Supporting Cross-Benefit Management of Infused Drugs - Episode 11
The panel reviews an example of monitoring and managing the cost of medical and pharmacy spending with a biosimilar and discusses the effect of COVID-19 on the route of administration for high-risk populations.
Neil B. Minkoff, MD: Let me pull it back because we’re talking about trying to get at this level of integration. Are there any examples of a drug or molecule for which you’re monitoring the costs on the medical spend at the same time you’re monitoring on the pharmacy spend? If so, how do you go about doing something like that?
Eric, say somebody calls you asking for that information. Somebody is calling you about a drug for which you’re trying to manage or understand costs across the pharmacy/medical benefit. How difficult can that be for you? Is there a real-world example where you’re doing that?
Eric Cannon, PharmD, FAMCP: If you look at rheumatoid arthritis today, we’ve got several biosimilars out there for the infliximab molecule. As we have worked to be transparent about costs, not only have we worked to make sure that the cost estimator tools that exist on pharmacy and medical have the correct information, but now we have also asked about how we sync the information under those 2 systems. We’re not there yet, but we have done a good job with our providers, and our providers have bought into this notion of understanding what the available treatments are for them and what the net costs associated with those treatments are.
I wish there was some great outcomes story where we could say that we managed this across the benefits, and we’ve shifted all this cost, and we’ve saved all this money. However, it’s probably too early in the story at this point, but we’ve made a lot of headway in the last 12 months as we’ve looked at how that is going to shift. We’ve got examples in oncology now that we’ve got biosimilars entering into major categories, and we’re seeing significant savings that are coming as a result of it. The key for us now is going to be how we integrate some older treatments that have been around for quite a while that now have biosimilars with newer treatments that have genetic markers and targeted therapies. How do we differentiate between the outcomes of the associated 2? That’s the piece that is difficult for us going forward as we continue with new treatments to bring in more the genomics that play into targeting the therapy and finding the appropriate patient. We’ve never done some of that genomics work on some of the older treatments.
Neil B. Minkoff, MD: Cheryl, you were trying to come into this, please.
Cheryl Larson: I wanted to share that I specifically asked 1 of our employer members what an environment looked like when they switched from a medical benefit to the pharmacy benefit, and they also used the example of rheumatoid arthritis. They said that they saved about 2% to 6% of costs. The biggest barrier they had was that the J-code blocking was hard for them to implement. Although they did it, it’s going to take you a little bit of time to recoup those costs, but they decided to do it.
Neil B. Minkoff, MD: Michael, you brought this up. Kevin, I’d also love to hear any examples of places where you think that you’ve seen cost savings by moving a drug from the medical benefit to the pharmacy benefit, or if not the drug benefit, then the management.

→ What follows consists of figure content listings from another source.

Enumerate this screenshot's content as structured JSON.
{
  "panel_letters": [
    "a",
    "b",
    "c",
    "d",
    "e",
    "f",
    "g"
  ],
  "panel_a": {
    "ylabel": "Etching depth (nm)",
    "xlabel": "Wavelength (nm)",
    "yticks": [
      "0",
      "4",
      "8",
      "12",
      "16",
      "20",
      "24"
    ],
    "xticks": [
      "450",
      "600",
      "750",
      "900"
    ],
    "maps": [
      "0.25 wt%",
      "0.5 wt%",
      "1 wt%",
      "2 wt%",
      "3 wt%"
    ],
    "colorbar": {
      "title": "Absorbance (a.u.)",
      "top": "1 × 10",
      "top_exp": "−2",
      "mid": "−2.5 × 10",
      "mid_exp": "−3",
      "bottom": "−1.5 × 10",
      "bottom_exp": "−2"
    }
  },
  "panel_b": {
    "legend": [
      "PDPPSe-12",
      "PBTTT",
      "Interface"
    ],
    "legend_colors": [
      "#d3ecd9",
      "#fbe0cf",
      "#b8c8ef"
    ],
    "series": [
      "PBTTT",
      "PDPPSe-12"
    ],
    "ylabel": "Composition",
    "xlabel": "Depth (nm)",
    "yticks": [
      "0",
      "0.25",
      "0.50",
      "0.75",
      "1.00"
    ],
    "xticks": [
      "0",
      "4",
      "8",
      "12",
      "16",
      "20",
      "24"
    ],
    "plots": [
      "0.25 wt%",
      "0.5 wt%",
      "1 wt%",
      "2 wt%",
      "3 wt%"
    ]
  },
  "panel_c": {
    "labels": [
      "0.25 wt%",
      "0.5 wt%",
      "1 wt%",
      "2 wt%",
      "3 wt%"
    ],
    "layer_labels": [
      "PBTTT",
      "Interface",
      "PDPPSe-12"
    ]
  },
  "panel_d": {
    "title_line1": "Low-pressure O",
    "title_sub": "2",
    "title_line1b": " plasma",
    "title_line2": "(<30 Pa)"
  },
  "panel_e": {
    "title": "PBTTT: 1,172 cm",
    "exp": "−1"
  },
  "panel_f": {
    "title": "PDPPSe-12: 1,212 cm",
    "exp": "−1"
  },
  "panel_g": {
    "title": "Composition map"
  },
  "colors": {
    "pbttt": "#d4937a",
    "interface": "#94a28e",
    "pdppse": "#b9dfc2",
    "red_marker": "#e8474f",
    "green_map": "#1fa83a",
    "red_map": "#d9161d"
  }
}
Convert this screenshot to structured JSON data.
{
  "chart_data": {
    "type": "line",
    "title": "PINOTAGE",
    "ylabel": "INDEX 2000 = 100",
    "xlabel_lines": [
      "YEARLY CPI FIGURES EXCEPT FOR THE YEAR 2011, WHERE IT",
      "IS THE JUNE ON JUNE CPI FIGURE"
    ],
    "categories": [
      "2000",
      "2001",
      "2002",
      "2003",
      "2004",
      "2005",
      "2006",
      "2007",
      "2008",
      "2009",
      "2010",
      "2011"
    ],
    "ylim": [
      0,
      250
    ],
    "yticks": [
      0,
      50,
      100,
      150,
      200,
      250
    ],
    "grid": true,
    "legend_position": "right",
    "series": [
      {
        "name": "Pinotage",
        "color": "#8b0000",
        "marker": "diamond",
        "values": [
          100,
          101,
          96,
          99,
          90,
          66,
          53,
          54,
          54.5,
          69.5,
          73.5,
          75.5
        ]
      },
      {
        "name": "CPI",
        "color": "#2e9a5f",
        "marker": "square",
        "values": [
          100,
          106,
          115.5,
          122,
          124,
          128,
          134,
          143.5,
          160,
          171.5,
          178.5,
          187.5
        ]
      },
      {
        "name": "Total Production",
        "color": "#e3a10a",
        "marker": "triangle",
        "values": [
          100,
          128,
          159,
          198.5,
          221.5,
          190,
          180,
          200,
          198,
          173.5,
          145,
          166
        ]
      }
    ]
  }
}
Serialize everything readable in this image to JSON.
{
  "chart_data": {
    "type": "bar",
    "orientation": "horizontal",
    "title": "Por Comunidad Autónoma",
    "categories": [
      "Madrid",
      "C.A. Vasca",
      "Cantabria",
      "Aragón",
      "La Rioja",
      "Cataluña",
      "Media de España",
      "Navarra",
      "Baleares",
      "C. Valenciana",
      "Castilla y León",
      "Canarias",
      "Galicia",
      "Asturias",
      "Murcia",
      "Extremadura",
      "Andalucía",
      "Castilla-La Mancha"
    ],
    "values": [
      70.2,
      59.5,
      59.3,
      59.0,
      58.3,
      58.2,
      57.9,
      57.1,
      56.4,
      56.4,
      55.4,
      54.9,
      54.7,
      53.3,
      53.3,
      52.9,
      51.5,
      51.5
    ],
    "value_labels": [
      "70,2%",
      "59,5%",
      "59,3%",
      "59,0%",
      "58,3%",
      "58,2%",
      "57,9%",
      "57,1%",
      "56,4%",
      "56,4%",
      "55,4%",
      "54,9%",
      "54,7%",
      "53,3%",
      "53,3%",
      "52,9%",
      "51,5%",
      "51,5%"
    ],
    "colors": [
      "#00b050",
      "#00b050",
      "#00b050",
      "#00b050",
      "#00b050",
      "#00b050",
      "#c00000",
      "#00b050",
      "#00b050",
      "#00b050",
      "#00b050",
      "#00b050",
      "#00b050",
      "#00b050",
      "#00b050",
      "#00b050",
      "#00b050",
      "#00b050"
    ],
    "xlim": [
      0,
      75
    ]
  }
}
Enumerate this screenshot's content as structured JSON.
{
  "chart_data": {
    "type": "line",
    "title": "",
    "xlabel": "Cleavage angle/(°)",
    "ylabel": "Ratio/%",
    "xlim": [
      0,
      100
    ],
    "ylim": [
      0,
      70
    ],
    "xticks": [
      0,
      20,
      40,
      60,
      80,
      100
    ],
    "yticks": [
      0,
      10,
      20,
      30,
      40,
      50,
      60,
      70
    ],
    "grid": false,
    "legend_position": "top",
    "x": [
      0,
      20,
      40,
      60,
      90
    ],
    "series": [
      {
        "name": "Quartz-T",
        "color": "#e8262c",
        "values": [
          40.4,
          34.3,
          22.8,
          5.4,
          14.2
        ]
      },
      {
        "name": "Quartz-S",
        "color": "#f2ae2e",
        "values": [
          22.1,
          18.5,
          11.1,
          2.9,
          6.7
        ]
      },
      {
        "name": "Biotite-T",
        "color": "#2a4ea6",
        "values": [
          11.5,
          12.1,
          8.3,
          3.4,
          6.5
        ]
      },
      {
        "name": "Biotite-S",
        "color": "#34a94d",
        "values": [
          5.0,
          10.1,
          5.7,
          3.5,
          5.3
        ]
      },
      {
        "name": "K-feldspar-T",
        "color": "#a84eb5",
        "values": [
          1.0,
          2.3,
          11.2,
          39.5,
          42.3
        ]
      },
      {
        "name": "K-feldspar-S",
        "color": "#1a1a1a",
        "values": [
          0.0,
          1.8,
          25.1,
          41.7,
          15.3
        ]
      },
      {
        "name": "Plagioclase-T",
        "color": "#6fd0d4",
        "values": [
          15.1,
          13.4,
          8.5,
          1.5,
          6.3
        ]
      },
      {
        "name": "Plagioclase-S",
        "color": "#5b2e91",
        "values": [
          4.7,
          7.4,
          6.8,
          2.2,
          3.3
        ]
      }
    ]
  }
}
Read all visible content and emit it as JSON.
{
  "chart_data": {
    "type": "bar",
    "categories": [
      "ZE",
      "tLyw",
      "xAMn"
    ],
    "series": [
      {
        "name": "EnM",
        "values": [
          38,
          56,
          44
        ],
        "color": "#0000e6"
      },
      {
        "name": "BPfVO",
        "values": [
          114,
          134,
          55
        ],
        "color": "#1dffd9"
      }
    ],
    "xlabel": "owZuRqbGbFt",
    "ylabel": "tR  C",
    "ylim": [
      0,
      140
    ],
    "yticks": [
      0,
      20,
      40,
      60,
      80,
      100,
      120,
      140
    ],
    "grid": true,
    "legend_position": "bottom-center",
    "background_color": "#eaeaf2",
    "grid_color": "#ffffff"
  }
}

Michael Fine, MD: We’ve done that in hemophilia. The trouble is that most federal regulations and a lot of state regulations don’t let you arbitrarily choose where you place a drug. You have to have a consistent policy and you can’t say, “I’m going to move this drug to the pharmacy benefit because it will potentially save us some money.” What we did do is we moved the hemophilia factors away from buy-and-bill to specialty pharmacy and home infusion. Even though it’s a medical benefit under the members’ schedule of benefits, and they pay it like a medical benefit, it’s really managed like a pharmacy benefit. It’s managed by a specialty pharmacy who also does a home infusion. They negotiate for the lower cost factors and try to convince the hematologists to use them. You can do this without changing where the benefit is because that requires a lot of regulation. That’s where a lot of payers are going. They’re going to say, “OK, it’s still going to be a medical benefit,” and they’ll pay it according to the medical drug benefit, but it’s going to be managed like a specialty pharmacy drug.
Neil B. Minkoff, MD: Kevin?
Kevin U. Stephens, Sr, MD: It’s the same thing. That’s a great example of a drug that we have had savings with. For the future, particularly after COVID-19 [coronavirus disease 2019], we have to be more open to other new technologies and use technology to a greater extent, even with Zoom and all the video capabilities. With children, most children are studying from home, and they have some type of technology to go to school these days. With that being incorporated into families, that gives us a few arrows in our quiver to where we can go safely and do other things like home administer drugs no matter where it is. We have other safeties that we can incorporate to get a better product. The bottom line is the patient. If they can’t afford it, then it doesn’t matter where we say it’s administered or whether it’s a medical or pharmacy benefit. If they have adverse effects that they can’t deal with, then they won’t take it. The bottom line, again, is that they have to get better. It has to work, so we have to put all that into play, as long as we keep the patient in the center and have patient-centered care based upon the nuances, whether it’s the social determinants of health or whether it’s the pharmacy administration. If the doctors and the hospitals can’t make a profit, then they can’t stay in business. It’s important for everyone.